First and foremost, perhaps the most critical aspect is the capacity for prediction and early warning. Unlike traditional systems, which often react to events already underway, AI environmental monitoring makes it possible to analyze a myriad of parameters in real-time—weather data, soil saturation, river levels, vegetation humidity, surface temperatures, ground movements—and identify patterns and anomalies that indicate an imminent risk, offering authorities the chance to activate preventive action plans.
In the context of intense rainfall, for example, predictive models based on machine learning can anticipate the risk of floods or landslides, giving authorities precious time to warn the population and secure at-risk areas. For fires, the early detection of outbreaks, even small ones, allows for rapid and effective interventions that can prevent the uncontrolled spread of devastating blazes.
Another fundamental advantage is resource optimization.

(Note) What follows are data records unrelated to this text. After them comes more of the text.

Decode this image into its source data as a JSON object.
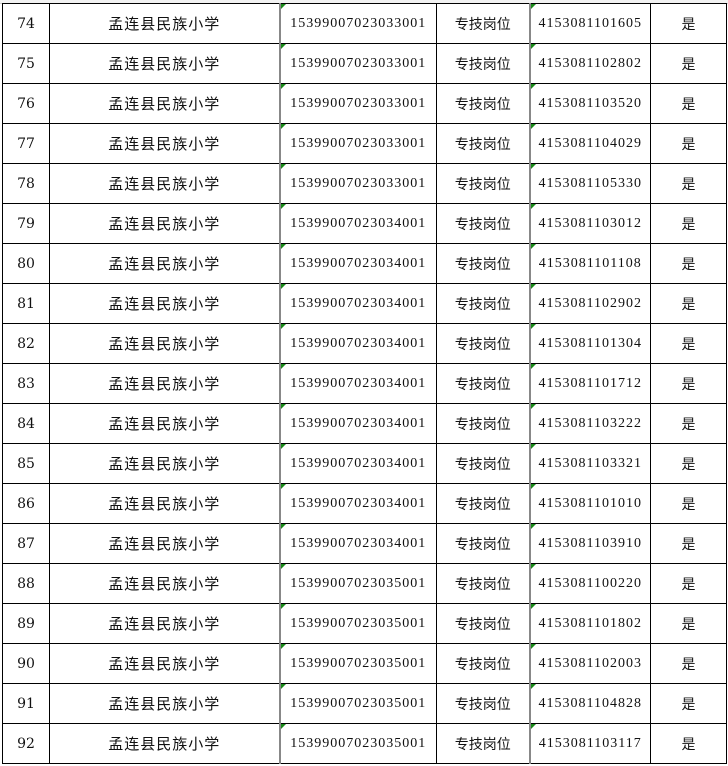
{
  "rows": [
    {
      "no": "74",
      "school": "孟连县民族小学",
      "post_code": "15399007023033001",
      "post_type": "专技岗位",
      "ticket": "4153081101605",
      "flag": "是"
    },
    {
      "no": "75",
      "school": "孟连县民族小学",
      "post_code": "15399007023033001",
      "post_type": "专技岗位",
      "ticket": "4153081102802",
      "flag": "是"
    },
    {
      "no": "76",
      "school": "孟连县民族小学",
      "post_code": "15399007023033001",
      "post_type": "专技岗位",
      "ticket": "4153081103520",
      "flag": "是"
    },
    {
      "no": "77",
      "school": "孟连县民族小学",
      "post_code": "15399007023033001",
      "post_type": "专技岗位",
      "ticket": "4153081104029",
      "flag": "是"
    },
    {
      "no": "78",
      "school": "孟连县民族小学",
      "post_code": "15399007023033001",
      "post_type": "专技岗位",
      "ticket": "4153081105330",
      "flag": "是"
    },
    {
      "no": "79",
      "school": "孟连县民族小学",
      "post_code": "15399007023034001",
      "post_type": "专技岗位",
      "ticket": "4153081103012",
      "flag": "是"
    },
    {
      "no": "80",
      "school": "孟连县民族小学",
      "post_code": "15399007023034001",
      "post_type": "专技岗位",
      "ticket": "4153081101108",
      "flag": "是"
    },
    {
      "no": "81",
      "school": "孟连县民族小学",
      "post_code": "15399007023034001",
      "post_type": "专技岗位",
      "ticket": "4153081102902",
      "flag": "是"
    },
    {
      "no": "82",
      "school": "孟连县民族小学",
      "post_code": "15399007023034001",
      "post_type": "专技岗位",
      "ticket": "4153081101304",
      "flag": "是"
    },
    {
      "no": "83",
      "school": "孟连县民族小学",
      "post_code": "15399007023034001",
      "post_type": "专技岗位",
      "ticket": "4153081101712",
      "flag": "是"
    },
    {
      "no": "84",
      "school": "孟连县民族小学",
      "post_code": "15399007023034001",
      "post_type": "专技岗位",
      "ticket": "4153081103222",
      "flag": "是"
    },
    {
      "no": "85",
      "school": "孟连县民族小学",
      "post_code": "15399007023034001",
      "post_type": "专技岗位",
      "ticket": "4153081103321",
      "flag": "是"
    },
    {
      "no": "86",
      "school": "孟连县民族小学",
      "post_code": "15399007023034001",
      "post_type": "专技岗位",
      "ticket": "4153081101010",
      "flag": "是"
    },
    {
      "no": "87",
      "school": "孟连县民族小学",
      "post_code": "15399007023034001",
      "post_type": "专技岗位",
      "ticket": "4153081103910",
      "flag": "是"
    },
    {
      "no": "88",
      "school": "孟连县民族小学",
      "post_code": "15399007023035001",
      "post_type": "专技岗位",
      "ticket": "4153081100220",
      "flag": "是"
    },
    {
      "no": "89",
      "school": "孟连县民族小学",
      "post_code": "15399007023035001",
      "post_type": "专技岗位",
      "ticket": "4153081101802",
      "flag": "是"
    },
    {
      "no": "90",
      "school": "孟连县民族小学",
      "post_code": "15399007023035001",
      "post_type": "专技岗位",
      "ticket": "4153081102003",
      "flag": "是"
    },
    {
      "no": "91",
      "school": "孟连县民族小学",
      "post_code": "15399007023035001",
      "post_type": "专技岗位",
      "ticket": "4153081104828",
      "flag": "是"
    },
    {
      "no": "92",
      "school": "孟连县民族小学",
      "post_code": "15399007023035001",
      "post_type": "专技岗位",
      "ticket": "4153081103117",
      "flag": "是"
    }
  ],
  "colors": {
    "grid": "#000000",
    "text_cell_marker": "#1a8a1a"
  }
}
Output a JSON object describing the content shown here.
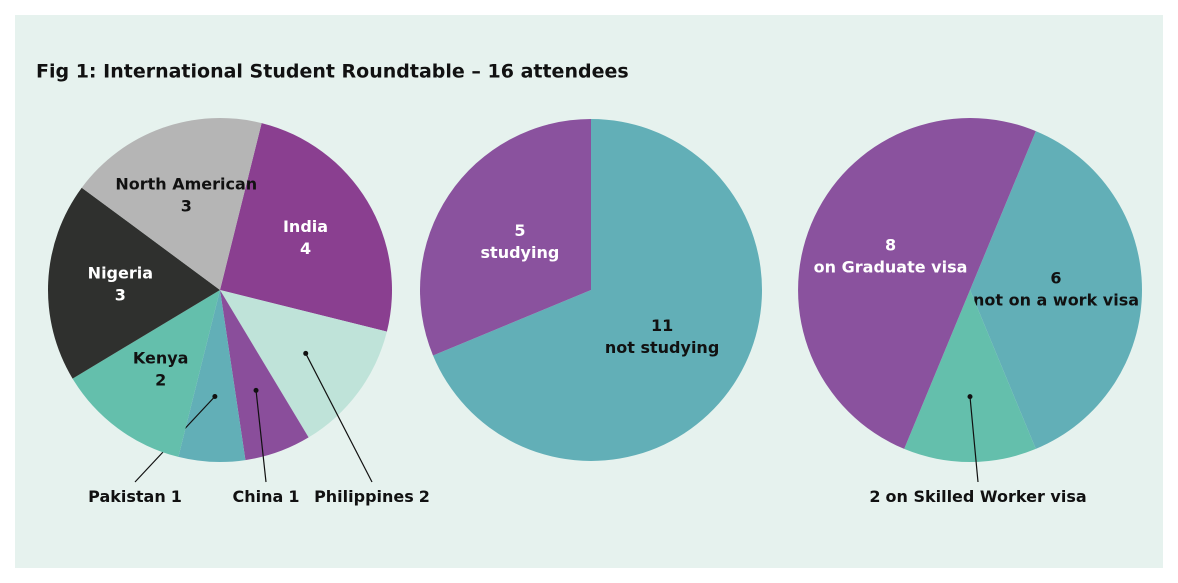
{
  "title": "Fig 1: International Student Roundtable – 16 attendees",
  "chart_data": [
    {
      "type": "pie",
      "categories": [
        "India",
        "Philippines",
        "China",
        "Pakistan",
        "Kenya",
        "Nigeria",
        "North American"
      ],
      "values": [
        4,
        2,
        1,
        1,
        2,
        3,
        3
      ],
      "colors": [
        "#8a3f90",
        "#bfe3d9",
        "#8a4e9b",
        "#62afb7",
        "#64bfac",
        "#2f302e",
        "#b5b5b5"
      ]
    },
    {
      "type": "pie",
      "categories": [
        "not studying",
        "studying"
      ],
      "values": [
        11,
        5
      ],
      "colors": [
        "#62afb7",
        "#8a529e"
      ]
    },
    {
      "type": "pie",
      "categories": [
        "not on a work visa",
        "on Skilled Worker visa",
        "on Graduate visa"
      ],
      "values": [
        6,
        2,
        8
      ],
      "colors": [
        "#62afb7",
        "#64bfac",
        "#8a529e"
      ]
    }
  ]
}
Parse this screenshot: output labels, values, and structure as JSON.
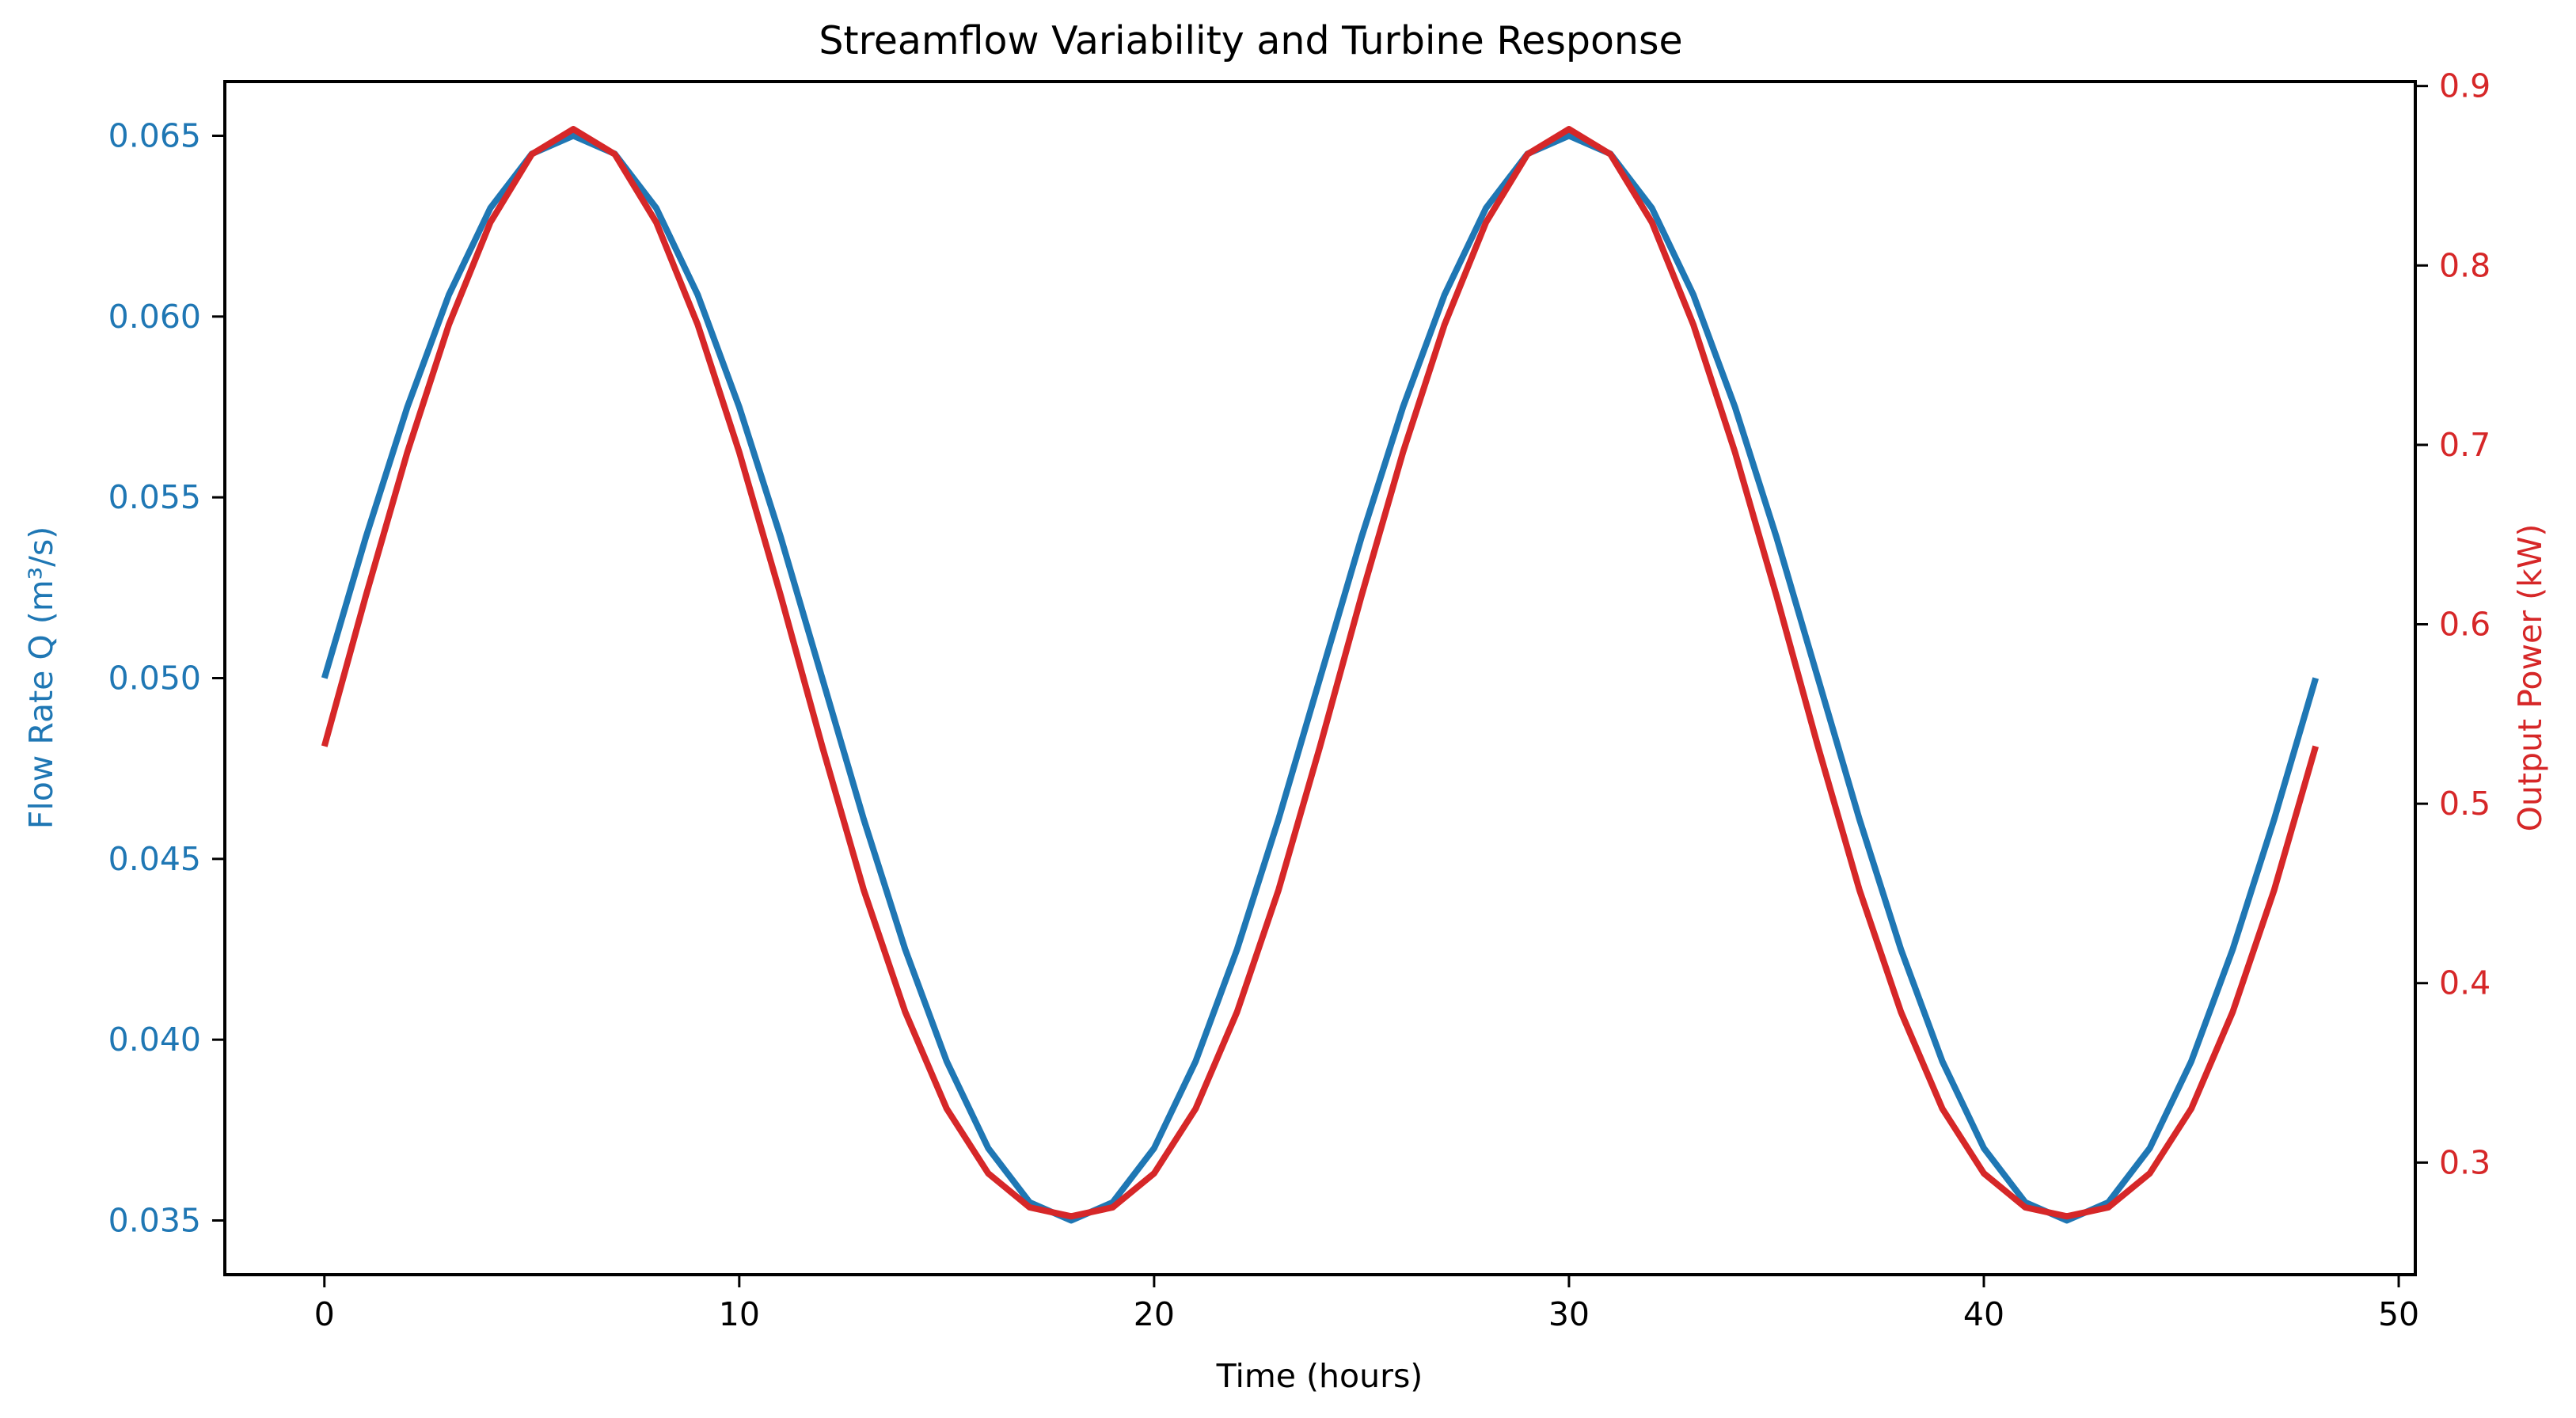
{
  "colors": {
    "flow": "#1f77b4",
    "power": "#d62728",
    "axis": "#000000",
    "background": "#ffffff"
  },
  "chart_data": {
    "type": "line",
    "title": "Streamflow Variability and Turbine Response",
    "xlabel": "Time (hours)",
    "ylabel_left": "Flow Rate Q (m³/s)",
    "ylabel_right": "Output Power (kW)",
    "xlim": [
      -2.4,
      50.4
    ],
    "ylim_left": [
      0.0335,
      0.0665
    ],
    "ylim_right": [
      0.2375,
      0.9025
    ],
    "x_ticks": [
      0,
      10,
      20,
      30,
      40,
      50
    ],
    "x_tick_labels": [
      "0",
      "10",
      "20",
      "30",
      "40",
      "50"
    ],
    "y_left_ticks": [
      0.035,
      0.04,
      0.045,
      0.05,
      0.055,
      0.06,
      0.065
    ],
    "y_left_tick_labels": [
      "0.035",
      "0.040",
      "0.045",
      "0.050",
      "0.055",
      "0.060",
      "0.065"
    ],
    "y_right_ticks": [
      0.3,
      0.4,
      0.5,
      0.6,
      0.7,
      0.8,
      0.9
    ],
    "y_right_tick_labels": [
      "0.3",
      "0.4",
      "0.5",
      "0.6",
      "0.7",
      "0.8",
      "0.9"
    ],
    "grid": false,
    "series": [
      {
        "name": "Flow Rate Q",
        "axis": "left",
        "color": "#1f77b4",
        "x": [
          0,
          1,
          2,
          3,
          4,
          5,
          6,
          7,
          8,
          9,
          10,
          11,
          12,
          13,
          14,
          15,
          16,
          17,
          18,
          19,
          20,
          21,
          22,
          23,
          24,
          25,
          26,
          27,
          28,
          29,
          30,
          31,
          32,
          33,
          34,
          35,
          36,
          37,
          38,
          39,
          40,
          41,
          42,
          43,
          44,
          45,
          46,
          47,
          48
        ],
        "y": [
          0.05,
          0.0539,
          0.0575,
          0.0606,
          0.063,
          0.0645,
          0.065,
          0.0645,
          0.063,
          0.0606,
          0.0575,
          0.0539,
          0.05,
          0.0461,
          0.0425,
          0.0394,
          0.037,
          0.0355,
          0.035,
          0.0355,
          0.037,
          0.0394,
          0.0425,
          0.0461,
          0.05,
          0.0539,
          0.0575,
          0.0606,
          0.063,
          0.0645,
          0.065,
          0.0645,
          0.063,
          0.0606,
          0.0575,
          0.0539,
          0.05,
          0.0461,
          0.0425,
          0.0394,
          0.037,
          0.0355,
          0.035,
          0.0355,
          0.037,
          0.0394,
          0.0425,
          0.0461,
          0.05
        ]
      },
      {
        "name": "Output Power",
        "axis": "right",
        "color": "#d62728",
        "x": [
          0,
          1,
          2,
          3,
          4,
          5,
          6,
          7,
          8,
          9,
          10,
          11,
          12,
          13,
          14,
          15,
          16,
          17,
          18,
          19,
          20,
          21,
          22,
          23,
          24,
          25,
          26,
          27,
          28,
          29,
          30,
          31,
          32,
          33,
          34,
          35,
          36,
          37,
          38,
          39,
          40,
          41,
          42,
          43,
          44,
          45,
          46,
          47,
          48
        ],
        "y": [
          0.532,
          0.616,
          0.696,
          0.767,
          0.824,
          0.862,
          0.876,
          0.862,
          0.824,
          0.767,
          0.696,
          0.616,
          0.532,
          0.452,
          0.384,
          0.33,
          0.294,
          0.275,
          0.27,
          0.275,
          0.294,
          0.33,
          0.384,
          0.452,
          0.532,
          0.616,
          0.696,
          0.767,
          0.824,
          0.862,
          0.876,
          0.862,
          0.824,
          0.767,
          0.696,
          0.616,
          0.532,
          0.452,
          0.384,
          0.33,
          0.294,
          0.275,
          0.27,
          0.275,
          0.294,
          0.33,
          0.384,
          0.452,
          0.532
        ]
      }
    ]
  }
}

Decisions based on AI are guided by precise data and advanced analysis, allowing for a more efficient use of personnel, emergency vehicles, and economic resources. Instead of deploying forces across vast areas for manual checks, AI precisely indicates the critical points where efforts should be concentrated, improving the effectiveness of interventions and reducing waste.
Scalability and coverage are also high; while human surveillance or systems based on a few sensors have inherent limits, AI solutions can integrate data from thousands of sensors distributed over vast territories, drones, and satellites, offering a holistic and constant view. This is particularly advantageous for monitoring remote or hard-to-reach areas, such as large natural parks or mountain regions.
Furthermore, precision and reliability are improved. Machine learning algorithms, trained on enormous historical datasets, learn to distinguish with great accuracy between real danger signals and false positives, reducing unwarranted alarms and increasing confidence in monitoring systems.
Finally, a significant benefit is the ability to provide in-depth post-event analysis. After a flood or fire, AI can analyze the collected data to better understand the event’s dynamics, identify its causes, and evaluate the effectiveness of the countermeasures taken. This information is crucial for continuously improving prevention and response strategies, making our communities more resilient to the challenges posed by climate change.
Conclusions
AI applications in environmental sustainability enable wildfire monitoring, precipitation forecasting, and the optimization of natural resources.
The strategic adoption of AI environmental monitoring is therefore a decisive lever for the environmental sustainability of our territories. Today, the same technology that analyzes millions of pixels to detect a fire outbreak or billions of radar measurements to anticipate a cloudburst can transform a foreseen crisis into a manageable risk.
Revelis, with its ADELE4RAIN and PRIMA platforms and its suite of geospatial intelligence solutions, demonstrates that a data-driven approach not only lowers costs and response times but also generates shared value for communities, businesses, and institutions.
On the energy front, AI-IoT integration allows for shifting loads, modulating consumption, and optimizing renewable sources, contributing to the achievement of European climate neutrality targets and strengthening the security of critical infrastructures.
Looking to the future, the priorities are clear: investing in AI environmental monitoring solutions and promoting a public-private collaboration ecosystem to accelerate the spread of best practices will allow Artificial Intelligence to express its full potential and become our best ally in the process of improving environmental sustainability.